Whether to continue to maintain the "inner volume" of parameters, or to find a way to innovate on existing technologies, manufacturers have their own ideas:
For example, the launch of flagship sub-brands, or the separation of low-end models and high-end models, or the division of a piece of business dedicated to flagships...
But no matter how the brand-based change is, as long as the new technology is not really launched, the essential path is still the same: return to the inner volume.
In this case, taking the user demand as the guide and actively developing new technologies may be the only way to get rid of the inner volume.

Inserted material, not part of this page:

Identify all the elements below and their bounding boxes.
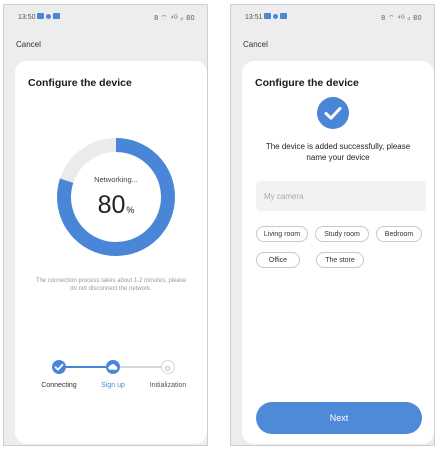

Looking back at the development process of the vivo X series, it is not uncommon for this case of self-research to rush out the "inner volume":
Hi-Fi music phone, 2K screen, dual 2.5D curved glass screen, front-facing soft light dual camera, off-screen fingerprint, micro-gimbal stabilization lens...
What you can see is that they are not rolling for the sake of industry rolls.
Because compared to the "blood road" rolled out by stacking hardware and parameters in the mobile phone market, vivo's choice is more like a win-win result between manufacturers and users - manufacturers roll themselves, and users benefit.
After all, the ultimate demand for any product is in the user. Whether the product is good or not, the user knows that the closed loop between the user and the manufacturer is formed in this way, and the industry can develop healthily and sustainably.
Today, this V1+ chip, which is about to be used in the X80 series, may also be a new path that vivo has tried again to break the "inner volume".